Mirele Gonçalves, da frente de formação da Campanha, destacou que o material é o primeiro ensaio mais amplo sobre o tema, mas, para ela, é importante avançar, “pois o problema é contínuo e muito grande”. Segundo ela, a proposta do almanaque é justamente traduzir dados técnicos em linguagem acessível, de modo a fortalecer o debate nos territórios. “Queremos conversar com companheiras e companheiros que estão nos locais mais atingidos. Levar para as escolas, conversar com nossas meninas e adolescentes, criar espaços de formação e proteção real”.

Para Jakeline Pivato, da secretaria executiva da Campanha, o debate sobre saúde reprodutiva vai além da medicina e alcança dimensões sociais, políticas e ambientais. “É preciso garantir o direito das mulheres de serem mães ou não, de decidirem quando, de terem acesso à informação, aos métodos contraceptivos, ao planejamento familiar. Mas também o direito à água limpa, a alimentos sem veneno, ao saneamento básico. Hoje, estamos em um cenário em que o leite materno já é contaminado, a água da chuva está envenenada, os cosméticos e as roupas estão carregados de resíduos tóxicos. Isso afeta diretamente nossa capacidade de garantir um ambiente saudável para as futuras gerações”.

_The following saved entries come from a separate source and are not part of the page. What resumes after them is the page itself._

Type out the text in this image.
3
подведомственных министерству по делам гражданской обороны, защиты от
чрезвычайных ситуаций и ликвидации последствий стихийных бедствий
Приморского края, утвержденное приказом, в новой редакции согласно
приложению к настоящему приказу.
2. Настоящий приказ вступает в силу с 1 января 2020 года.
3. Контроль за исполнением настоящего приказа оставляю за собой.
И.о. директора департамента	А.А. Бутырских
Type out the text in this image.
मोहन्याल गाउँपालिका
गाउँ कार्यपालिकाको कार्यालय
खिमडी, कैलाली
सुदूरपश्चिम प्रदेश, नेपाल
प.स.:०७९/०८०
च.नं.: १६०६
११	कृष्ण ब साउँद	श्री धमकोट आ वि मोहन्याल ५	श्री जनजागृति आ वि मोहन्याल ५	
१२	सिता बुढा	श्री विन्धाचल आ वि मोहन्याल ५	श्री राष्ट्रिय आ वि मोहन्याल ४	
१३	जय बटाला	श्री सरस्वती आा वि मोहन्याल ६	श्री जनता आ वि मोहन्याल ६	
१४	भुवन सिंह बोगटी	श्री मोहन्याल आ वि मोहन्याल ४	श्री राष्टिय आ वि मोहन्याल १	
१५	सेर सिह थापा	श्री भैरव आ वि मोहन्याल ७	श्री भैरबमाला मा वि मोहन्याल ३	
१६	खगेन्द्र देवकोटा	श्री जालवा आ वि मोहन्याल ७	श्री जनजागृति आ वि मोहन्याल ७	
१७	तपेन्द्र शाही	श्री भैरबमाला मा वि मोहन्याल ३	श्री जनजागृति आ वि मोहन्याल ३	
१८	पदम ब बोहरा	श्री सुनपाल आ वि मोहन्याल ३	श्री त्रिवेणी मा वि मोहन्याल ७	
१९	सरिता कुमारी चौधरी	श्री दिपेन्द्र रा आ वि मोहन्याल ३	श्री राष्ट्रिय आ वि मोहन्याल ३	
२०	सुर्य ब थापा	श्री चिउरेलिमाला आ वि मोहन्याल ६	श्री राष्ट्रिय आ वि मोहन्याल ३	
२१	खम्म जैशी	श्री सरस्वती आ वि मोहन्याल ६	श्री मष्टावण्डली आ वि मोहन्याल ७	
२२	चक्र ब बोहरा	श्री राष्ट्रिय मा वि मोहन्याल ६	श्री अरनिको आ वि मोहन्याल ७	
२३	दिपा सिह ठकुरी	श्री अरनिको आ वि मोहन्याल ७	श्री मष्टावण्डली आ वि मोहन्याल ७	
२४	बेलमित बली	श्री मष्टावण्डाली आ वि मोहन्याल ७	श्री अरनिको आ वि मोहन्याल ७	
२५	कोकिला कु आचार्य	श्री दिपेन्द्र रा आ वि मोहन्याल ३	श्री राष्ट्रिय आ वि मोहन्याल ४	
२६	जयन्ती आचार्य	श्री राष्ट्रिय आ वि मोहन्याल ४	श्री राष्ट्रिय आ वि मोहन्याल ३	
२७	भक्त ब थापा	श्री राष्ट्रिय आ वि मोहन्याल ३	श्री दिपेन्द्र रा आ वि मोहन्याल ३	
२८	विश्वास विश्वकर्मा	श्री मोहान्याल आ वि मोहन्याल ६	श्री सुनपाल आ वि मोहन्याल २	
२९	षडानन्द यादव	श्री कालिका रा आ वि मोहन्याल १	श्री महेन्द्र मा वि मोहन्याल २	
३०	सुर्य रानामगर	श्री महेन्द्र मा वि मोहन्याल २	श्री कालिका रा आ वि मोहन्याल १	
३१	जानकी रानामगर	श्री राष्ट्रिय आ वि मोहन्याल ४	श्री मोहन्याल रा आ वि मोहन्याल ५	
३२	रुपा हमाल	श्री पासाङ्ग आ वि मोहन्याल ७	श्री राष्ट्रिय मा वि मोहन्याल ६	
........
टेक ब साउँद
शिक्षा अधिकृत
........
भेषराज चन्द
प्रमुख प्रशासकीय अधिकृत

Ela reforça ainda que os impactos da exposição aos agrotóxicos não se limitam à pessoa intoxicada, mas podem afetar inclusive seus descendentes. “Estamos falando de uma guerra química travada contra os corpos das mulheres, das crianças e dos povos do campo, das florestas e das águas. Falar de saúde reprodutiva hoje é enfrentar os dilemas do nosso tempo e denunciar a normalização do envenenamento coletivo promovido pelo agronegócio”.

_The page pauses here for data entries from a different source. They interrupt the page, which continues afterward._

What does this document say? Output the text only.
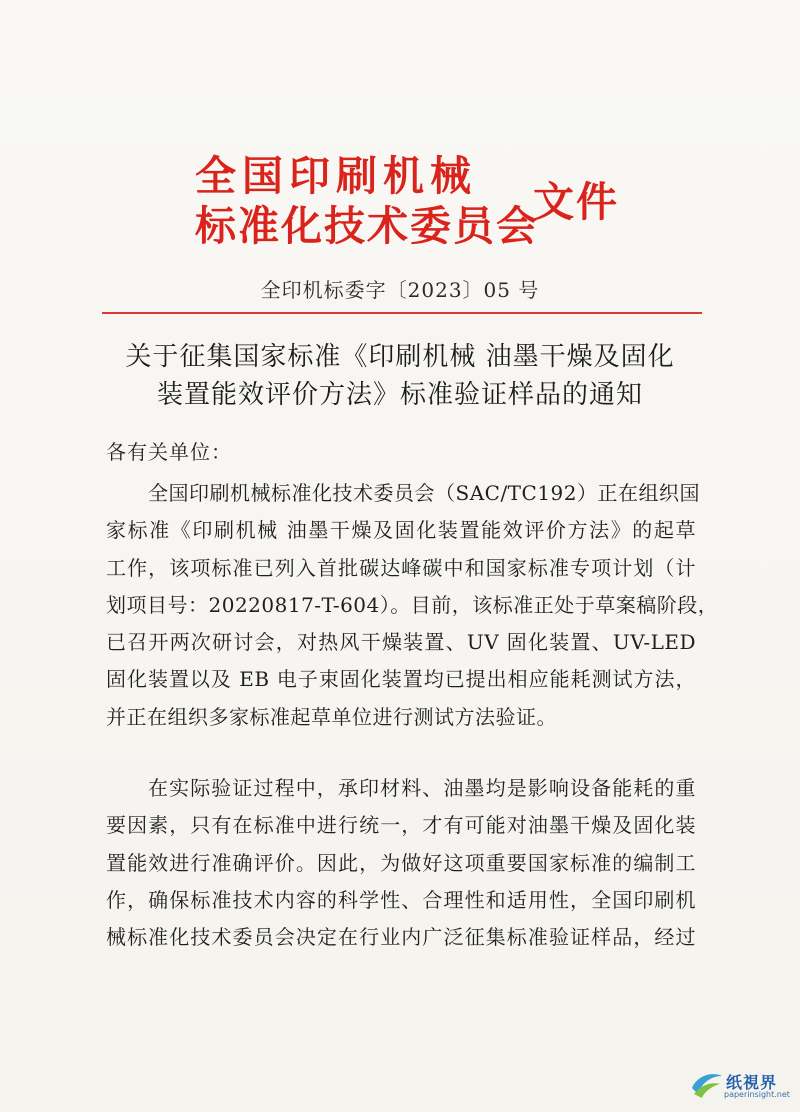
全国印刷机械
标准化技术委员会
文件
全印机标委字〔2023〕05 号
关于征集国家标准《印刷机械 油墨干燥及固化
装置能效评价方法》标准验证样品的通知
各有关单位：
全国印刷机械标准化技术委员会（SAC/TC192）正在组织国
家标准《印刷机械 油墨干燥及固化装置能效评价方法》的起草
工作，该项标准已列入首批碳达峰碳中和国家标准专项计划（计
划项目号：20220817-T-604）。目前，该标准正处于草案稿阶段，
已召开两次研讨会，对热风干燥装置、UV 固化装置、UV-LED
固化装置以及 EB 电子束固化装置均已提出相应能耗测试方法，
并正在组织多家标准起草单位进行测试方法验证。
在实际验证过程中，承印材料、油墨均是影响设备能耗的重
要因素，只有在标准中进行统一，才有可能对油墨干燥及固化装
置能效进行准确评价。因此，为做好这项重要国家标准的编制工
作，确保标准技术内容的科学性、合理性和适用性，全国印刷机
械标准化技术委员会决定在行业内广泛征集标准验证样品，经过
纸視界
paperinsight.net
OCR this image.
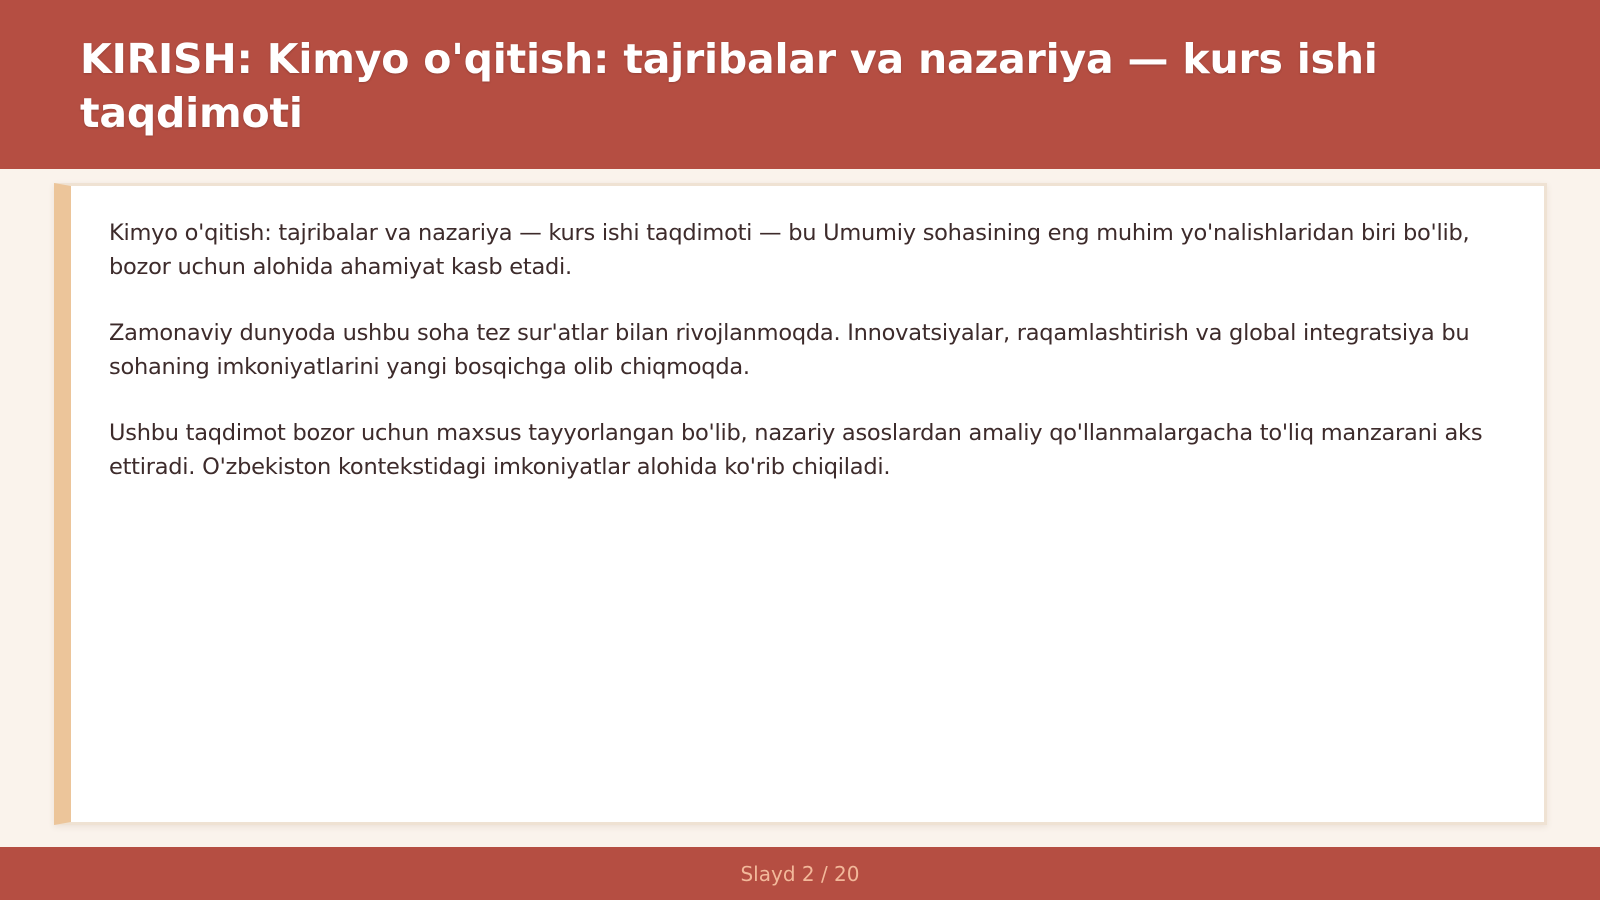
KIRISH: Kimyo o'qitish: tajribalar va nazariya — kurs ishi taqdimoti

Kimyo o'qitish: tajribalar va nazariya — kurs ishi taqdimoti — bu Umumiy sohasining eng muhim yo'nalishlaridan biri bo'lib, bozor uchun alohida ahamiyat kasb etadi.

Zamonaviy dunyoda ushbu soha tez sur'atlar bilan rivojlanmoqda. Innovatsiyalar, raqamlashtirish va global integratsiya bu sohaning imkoniyatlarini yangi bosqichga olib chiqmoqda.

Ushbu taqdimot bozor uchun maxsus tayyorlangan bo'lib, nazariy asoslardan amaliy qo'llanmalargacha to'liq manzarani aks ettiradi. O'zbekiston kontekstidagi imkoniyatlar alohida ko'rib chiqiladi.

Slayd 2 / 20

Alan Tygel, da Campanha, apresentou informações alarmantes sobre as violações provocadas por agrotóxicos. Ele explicou que, de acordo com o Caderno de Conflitos no Campo 2024, publicado recentemente pela Comissão Pastoral da Terra (CPT), houve um aumento de 762% nos casos de contaminação por agrotóxicos registrados em relação ao ano anterior, totalizando 276 ocorrências sistematizadas.
“Isso é apenas a ponta do iceberg. A imensa maioria dos casos sequer é registrada. Por isso, promovemos aqui na feira uma oficina sobre como denunciar e documentar essas situações. Não podemos mais aceitar como normal ver helicópteros pulverizando veneno sobre as casas”.

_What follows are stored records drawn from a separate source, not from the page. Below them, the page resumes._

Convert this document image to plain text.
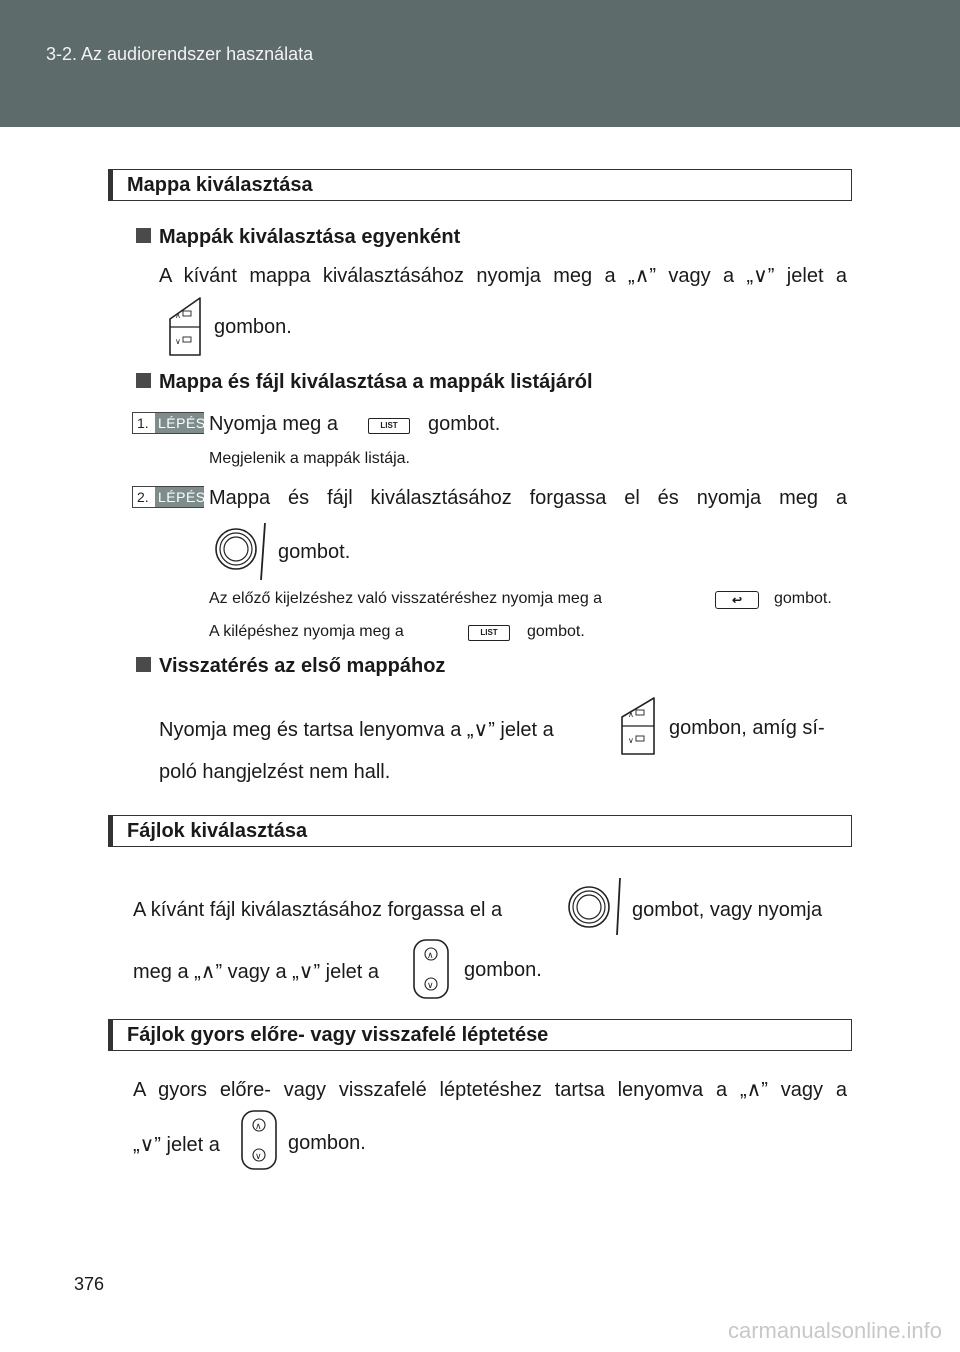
3-2. Az audiorendszer használata
Mappa kiválasztása
Mappák kiválasztása egyenként
A kívánt mappa kiválasztásához nyomja meg a „∧” vagy a „∨” jelet a
∧
∨
gombon.
Mappa és fájl kiválasztása a mappák listájáról
1. LÉPÉS Nyomja meg a	LIST	gombot.
Megjelenik a mappák listája.
2. LÉPÉS Mappa és fájl kiválasztásához forgassa el és nyomja meg a
gombot.
Az előző kijelzéshez való visszatéréshez nyomja meg a	↩	gombot.
A kilépéshez nyomja meg a	LIST	gombot.
Visszatérés az első mappához
Nyomja meg és tartsa lenyomva a „∨” jelet a
∧
∨
gombon, amíg sí-
poló hangjelzést nem hall.
Fájlok kiválasztása
A kívánt fájl kiválasztásához forgassa el a	gombot, vagy nyomja
meg a „∧” vagy a „∨” jelet a
∧
∨
gombon.
Fájlok gyors előre- vagy visszafelé léptetése
A gyors előre- vagy visszafelé léptetéshez tartsa lenyomva a „∧” vagy a
„∨” jelet a
∧
∨
gombon.
376
carmanualsonline.info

Tygel também destacou um caso grave ocorrido no Mato Grosso do Sul, onde uma gestante indígena Guarani Kaiowá, contaminada por agrotóxicos, sofreu um aborto e faleceu. “Trata-se de um crime ambiental e humanitário. As retomadas indígenas têm sido alvo direto da pulverização, como parte de uma guerra silenciosa para expulsar os povos de seus territórios”.
Nesse sentido, ele ressalta que o almanaque vai além da consolidação de um material técnico, é um convite à ação coletiva” para denunciar a violência cotidiana dos agrotóxicos e seus efeitos sobre a saúde, sobretudo das mulheres e dos povos tradicionais.